ZAMBEEF 2017 Analysis  
Agriculture, Zambeef Products Plc

In a year that was marred with numerous endogenous and exogenous forces, Zambeef weathered a storm that ultimately came to bear as the company only saw revenues increase by 2.48%. Sentimental performance shows that retail sales revenue increased by 27.3%. The Zambeef Macro and Outlet stores saw 18.2% growth in sales. CCFP volumes increased by 15.8% whilst the stock feed division had a record year with EBITDA increasing by 19.2%. According to the company however, a challenging macroeconomic environment during H1/2017 and a major drop in soft commodity prices significantly impacted the Group’s financial performance.

The impact of cost of sales and operating costs led to a fall in operating profit by 53.8% and profit before interest (PBIT) by 96%. Hence gross, operating and net profit all saw downward movement to 32.8%, 4%, and 0.1% respectively. A closer look at the downward margin projectile indicates that return on sales suffered as it moved from 6.62% in 2016 to 0.13% in 2017. This is further confirmed by the marginal reduction in sweating of assets (Fixed Asset Turnover) from 1.6 to 0.9. Therefore, it is no surprise that return on non-current assets fell by 10% to 3% in the current year.

The company made huge strides in improving its working capital cycle (WCC). They were able to collect money quicker from a cycle of 110 days to 21 days (very healthy performance and indicative of the micro outlet strategy bearing fruit). Interestingly though, the SGA against sales remained stable at 29% indicative that administration costs remaining stable over the two financial years. However, the farm to plate firm saw its debt increase by 25%. But thanks to the increase in equity by 33%, the company reduced its gearing from 25.7 per cent. (2016) to 21.4 per cent. (2017). Sadly though, acid test results indicate liquidity pressures as current assets (less inventory) compared to current liabilities showed an imbalance.

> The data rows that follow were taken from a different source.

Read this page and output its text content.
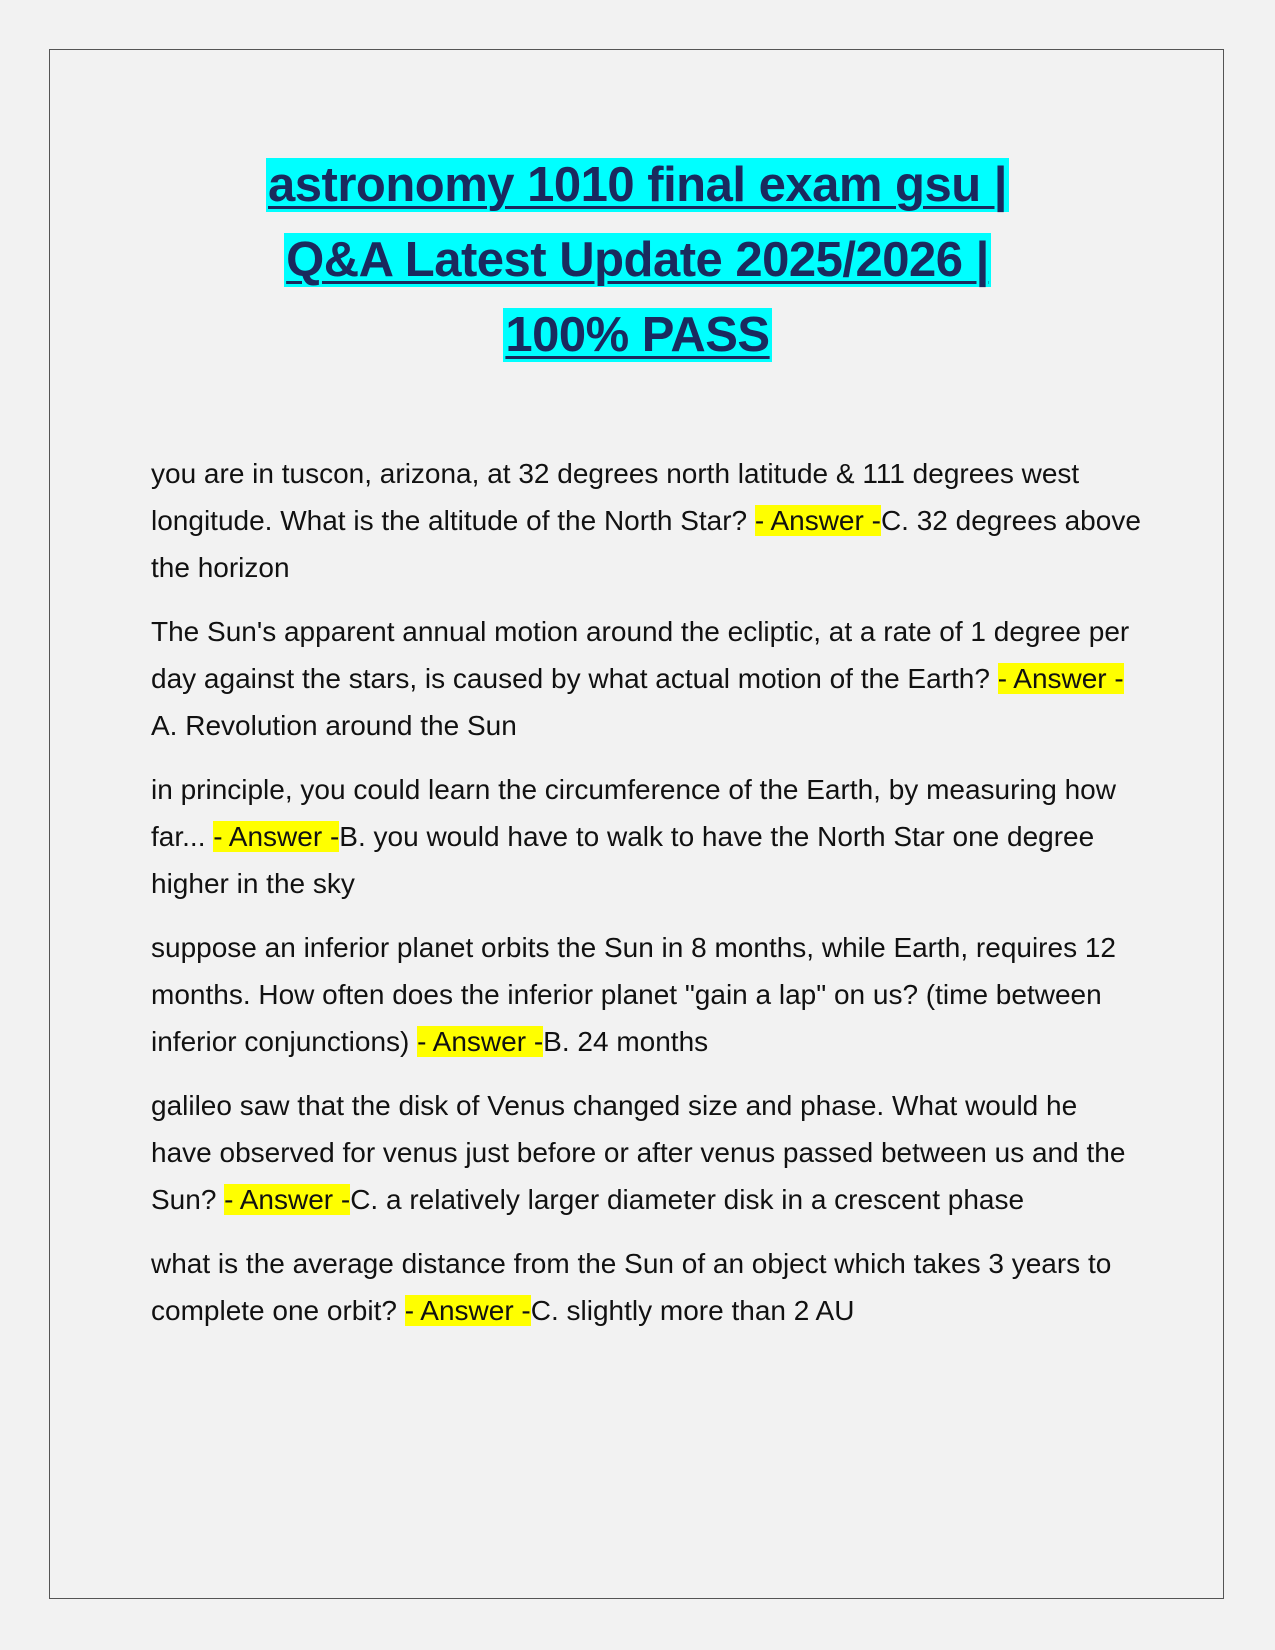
astronomy 1010 final exam gsu |
Q&A Latest Update 2025/2026 |
100% PASS

you are in tuscon, arizona, at 32 degrees north latitude & 111 degrees west longitude. What is the altitude of the North Star? - Answer -C. 32 degrees above the horizon

The Sun's apparent annual motion around the ecliptic, at a rate of 1 degree per day against the stars, is caused by what actual motion of the Earth? - Answer -A. Revolution around the Sun

in principle, you could learn the circumference of the Earth, by measuring how far... - Answer -B. you would have to walk to have the North Star one degree higher in the sky

suppose an inferior planet orbits the Sun in 8 months, while Earth, requires 12 months. How often does the inferior planet "gain a lap" on us? (time between inferior conjunctions) - Answer -B. 24 months

galileo saw that the disk of Venus changed size and phase. What would he have observed for venus just before or after venus passed between us and the Sun? - Answer -C. a relatively larger diameter disk in a crescent phase

what is the average distance from the Sun of an object which takes 3 years to complete one orbit? - Answer -C. slightly more than 2 AU
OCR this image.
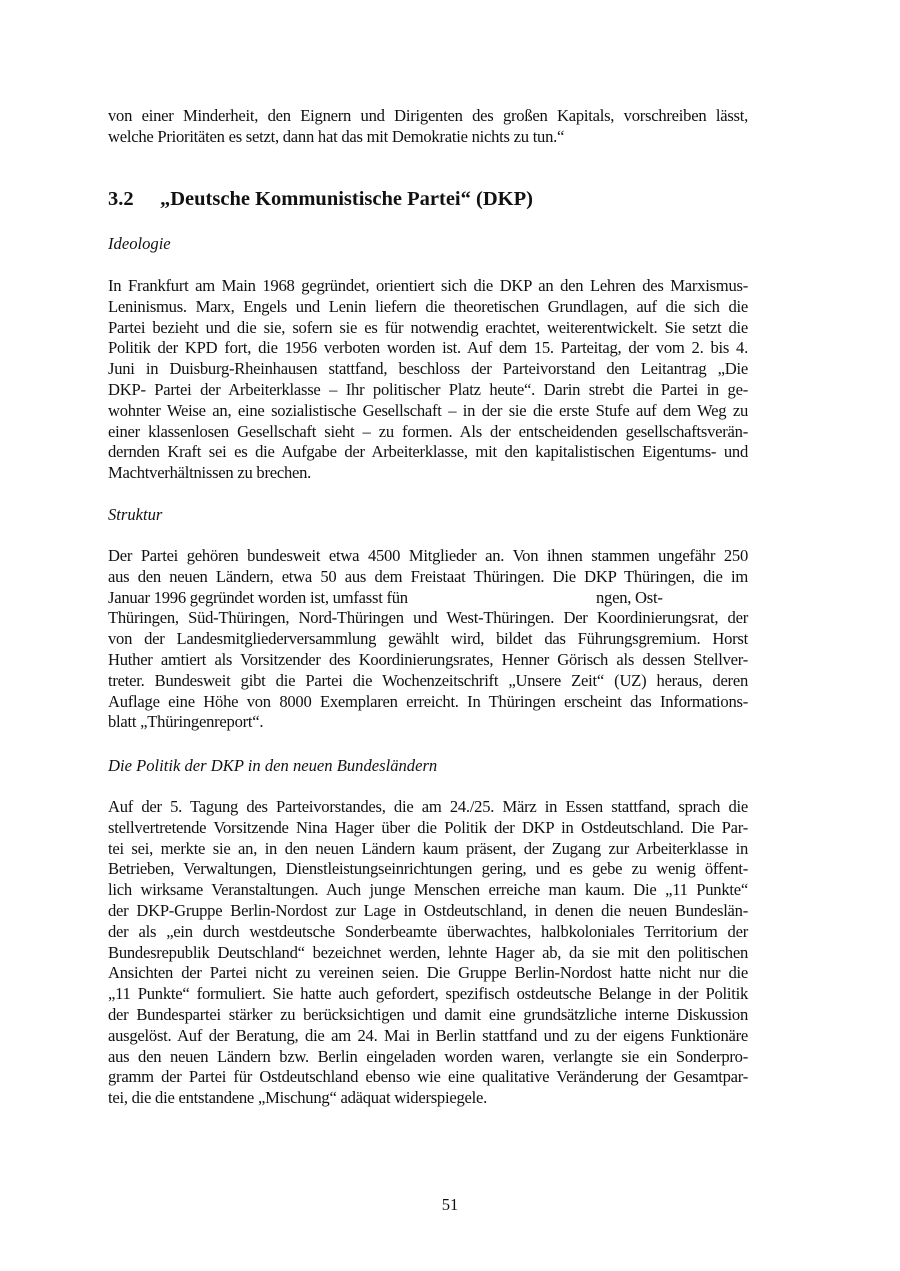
von einer Minderheit, den Eignern und Dirigenten des großen Kapitals, vorschreiben lässt,
welche Prioritäten es setzt, dann hat das mit Demokratie nichts zu tun.“
3.2 „Deutsche Kommunistische Partei“ (DKP)
Ideologie
In Frankfurt am Main 1968 gegründet, orientiert sich die DKP an den Lehren des Marxismus-
Leninismus. Marx, Engels und Lenin liefern die theoretischen Grundlagen, auf die sich die
Partei bezieht und die sie, sofern sie es für notwendig erachtet, weiterentwickelt. Sie setzt die
Politik der KPD fort, die 1956 verboten worden ist. Auf dem 15. Parteitag, der vom 2. bis 4.
Juni in Duisburg-Rheinhausen stattfand, beschloss der Parteivorstand den Leitantrag „Die
DKP- Partei der Arbeiterklasse – Ihr politischer Platz heute“. Darin strebt die Partei in ge-
wohnter Weise an, eine sozialistische Gesellschaft – in der sie die erste Stufe auf dem Weg zu
einer klassenlosen Gesellschaft sieht – zu formen. Als der entscheidenden gesellschaftsverän-
dernden Kraft sei es die Aufgabe der Arbeiterklasse, mit den kapitalistischen Eigentums- und
Machtverhältnissen zu brechen.
Struktur
Der Partei gehören bundesweit etwa 4500 Mitglieder an. Von ihnen stammen ungefähr 250
aus den neuen Ländern, etwa 50 aus dem Freistaat Thüringen. Die DKP Thüringen, die im
Januar 1996 gegründet worden ist, umfasst fün	ngen, Ost-
Thüringen, Süd-Thüringen, Nord-Thüringen und West-Thüringen. Der Koordinierungsrat, der
von der Landesmitgliederversammlung gewählt wird, bildet das Führungsgremium. Horst
Huther amtiert als Vorsitzender des Koordinierungsrates, Henner Görisch als dessen Stellver-
treter. Bundesweit gibt die Partei die Wochenzeitschrift „Unsere Zeit“ (UZ) heraus, deren
Auflage eine Höhe von 8000 Exemplaren erreicht. In Thüringen erscheint das Informations-
blatt „Thüringenreport“.
Die Politik der DKP in den neuen Bundesländern
Auf der 5. Tagung des Parteivorstandes, die am 24./25. März in Essen stattfand, sprach die
stellvertretende Vorsitzende Nina Hager über die Politik der DKP in Ostdeutschland. Die Par-
tei sei, merkte sie an, in den neuen Ländern kaum präsent, der Zugang zur Arbeiterklasse in
Betrieben, Verwaltungen, Dienstleistungseinrichtungen gering, und es gebe zu wenig öffent-
lich wirksame Veranstaltungen. Auch junge Menschen erreiche man kaum. Die „11 Punkte“
der DKP-Gruppe Berlin-Nordost zur Lage in Ostdeutschland, in denen die neuen Bundeslän-
der als „ein durch westdeutsche Sonderbeamte überwachtes, halbkoloniales Territorium der
Bundesrepublik Deutschland“ bezeichnet werden, lehnte Hager ab, da sie mit den politischen
Ansichten der Partei nicht zu vereinen seien. Die Gruppe Berlin-Nordost hatte nicht nur die
„11 Punkte“ formuliert. Sie hatte auch gefordert, spezifisch ostdeutsche Belange in der Politik
der Bundespartei stärker zu berücksichtigen und damit eine grundsätzliche interne Diskussion
ausgelöst. Auf der Beratung, die am 24. Mai in Berlin stattfand und zu der eigens Funktionäre
aus den neuen Ländern bzw. Berlin eingeladen worden waren, verlangte sie ein Sonderpro-
gramm der Partei für Ostdeutschland ebenso wie eine qualitative Veränderung der Gesamtpar-
tei, die die entstandene „Mischung“ adäquat widerspiegele.
51
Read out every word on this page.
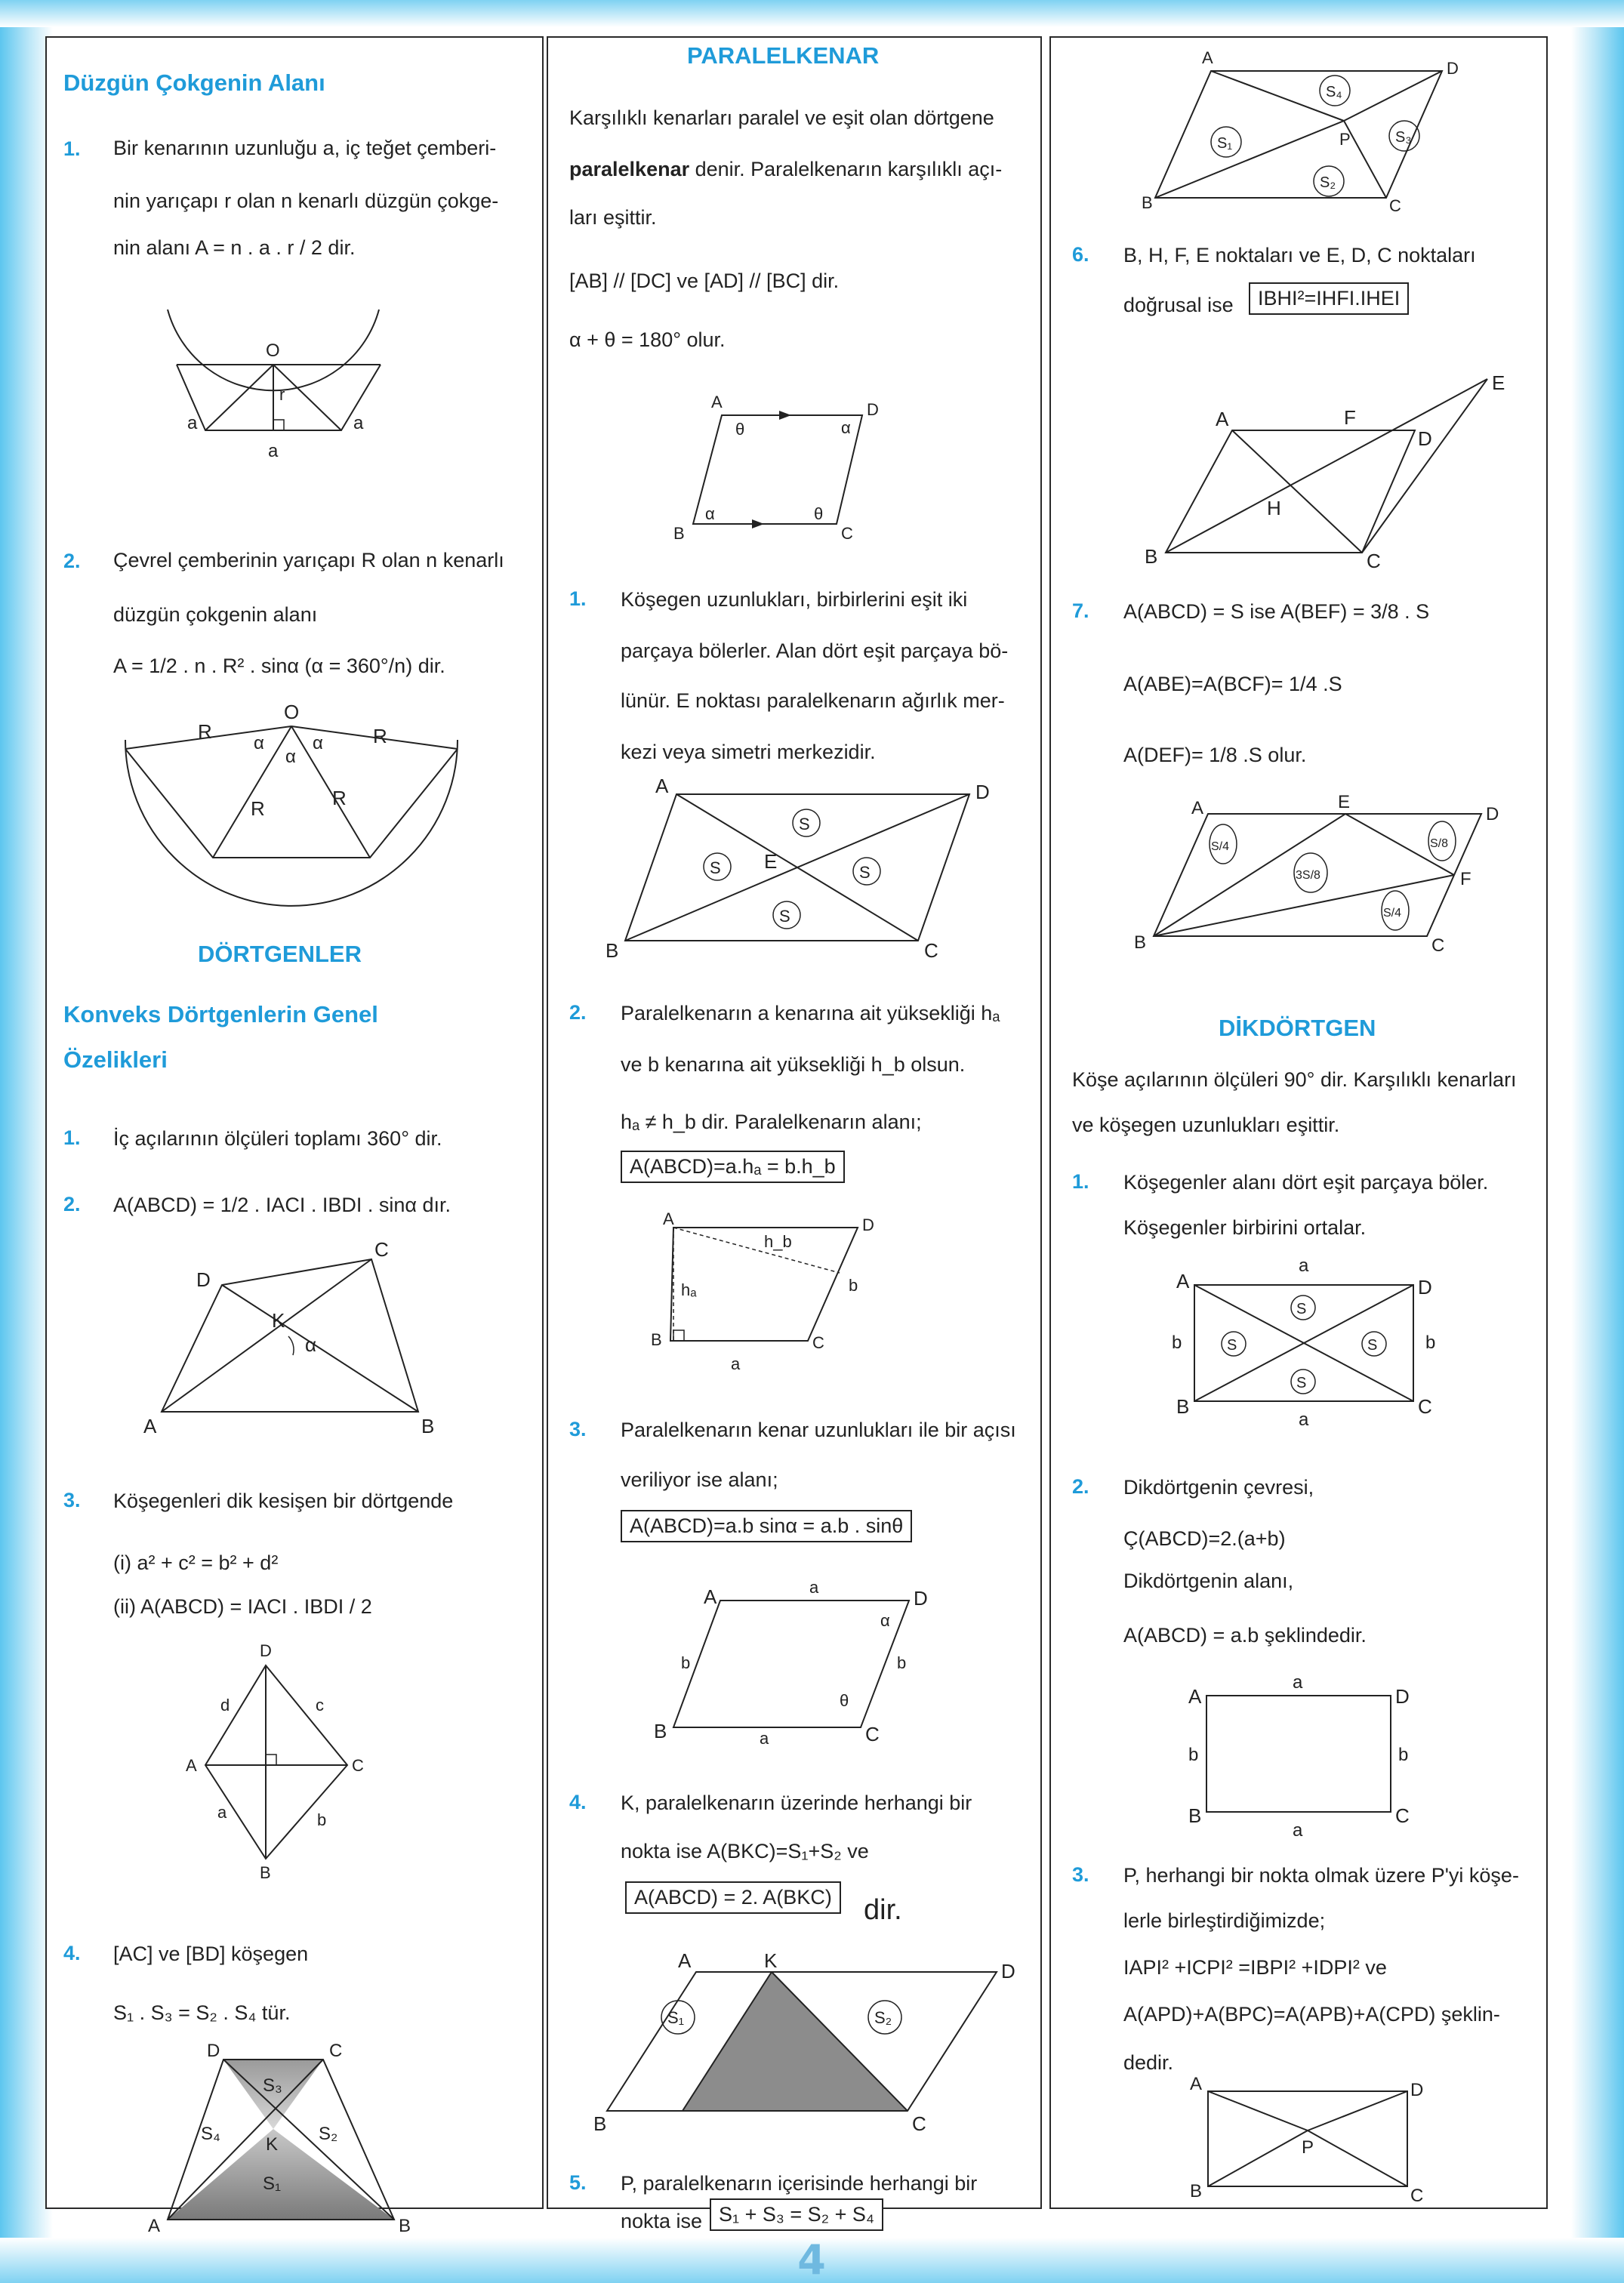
Düzgün Çokgenin Alanı
1. Bir kenarının uzunluğu a, iç teğet çemberi-
nin yarıçapı r olan n kenarlı düzgün çokge-
nin alanı A = n . a . r / 2 dir.
O
a	a
r
a
2. Çevrel çemberinin yarıçapı R olan n kenarlı
düzgün çokgenin alanı
A = 1/2 . n . R² . sinα (α = 360°/n) dir.
O
R	R
R	R
α
α
α
DÖRTGENLER
Konveks Dörtgenlerin Genel
Özelikleri
1. İç açılarının ölçüleri toplamı 360° dir.
2. A(ABCD) = 1/2 . IACI . IBDI . sinα dır.
A	B
C
D
K
α
3. Köşegenleri dik kesişen bir dörtgende
(i) a² + c² = b² + d²
(ii) A(ABCD) = IACI . IBDI / 2
D
B
A	C
d	c
a	b
4. [AC] ve [BD] köşegen
S₁ . S₃ = S₂ . S₄ tür.
D	C
A	B
K
S₃
S₄	S₂
S₁
PARALELKENAR
Karşılıklı kenarları paralel ve eşit olan dörtgene
paralelkenar denir. Paralelkenarın karşılıklı açı-
ları eşittir.
[AB] // [DC] ve [AD] // [BC] dir.
α + θ = 180° olur.
A	D
B	C
θ	α
α	θ
1. Köşegen uzunlukları, birbirlerini eşit iki
parçaya bölerler. Alan dört eşit parçaya bö-
lünür. E noktası paralelkenarın ağırlık mer-
kezi veya simetri merkezidir.
A	D
B	C
E
S
S	S
S
2. Paralelkenarın a kenarına ait yüksekliği hₐ
ve b kenarına ait yüksekliği h_b olsun.
hₐ ≠ h_b dir. Paralelkenarın alanı;
A(ABCD)=a.hₐ = b.h_b
A	D
B	C
hₐ
h_b
b
a
3. Paralelkenarın kenar uzunlukları ile bir açısı
veriliyor ise alanı;
A(ABCD)=a.b sinα = a.b . sinθ
A	D
B	C
a
a
b	b
α
θ
4. K, paralelkenarın üzerinde herhangi bir
nokta ise A(BKC)=S₁+S₂ ve
A(ABCD) = 2. A(BKC)	dir.
A	K	D
B	C
S₁	S₂
5. P, paralelkenarın içerisinde herhangi bir
nokta ise S₁ + S₃ = S₂ + S₄
A
D
B	C
P
S₁
S₂
S₃
S₄
6. B, H, F, E noktaları ve E, D, C noktaları
doğrusal ise	IBHI²=IHFI.IHEI
A	F
E
D
B	C
H
7. A(ABCD) = S ise A(BEF) = 3/8 . S
A(ABE)=A(BCF)= 1/4 .S
A(DEF)= 1/8 .S olur.
A	E
D
F
B	C
S/4
3S/8
S/8
S/4
DİKDÖRTGEN
Köşe açılarının ölçüleri 90° dir. Karşılıklı kenarları
ve köşegen uzunlukları eşittir.
1. Köşegenler alanı dört eşit parçaya böler.
Köşegenler birbirini ortalar.
A	D
B	C
a
a
b	b
S
S	S
S
2. Dikdörtgenin çevresi,
Ç(ABCD)=2.(a+b)
Dikdörtgenin alanı,
A(ABCD) = a.b şeklindedir.
A	D
B	C
a
a
b	b
3. P, herhangi bir nokta olmak üzere P'yi köşe-
lerle birleştirdiğimizde;
IAPI² +ICPI² =IBPI² +IDPI² ve
A(APD)+A(BPC)=A(APB)+A(CPD) şeklin-
dedir.
A	D
B	C
P
4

The next AGM for the company will see investors ask the questions of how return on funds invested and equity can be improved. Return on capital employed moved from 8.6% to 3% while return on equity also reduced from 8.22% to 0.13%. The incoming Joint CEO will be hot on his heels to address this as the company now refocuses to get more return on invested funds. With a 47% surge in property plant and equipment, Jacob Mwanza’s board will be demanding more from the increased asset base. However, it also depends on the mix of assets that they have. Signals are clear from the firm, any non-performing assets will be disposed of. Evidence is the disposal of Zampalm.

Strategically, the company has completed a number of capacity expansion and efficiency improvement projects that range from increased outlets, day old chick production increase, improved milk production capacity, and the opening of a new stock feed mill. This is what the new joint CEO Tim Pollock will have to work with in 2018 as he takes over from Dr Carl Irwin who leaves the first firm next year.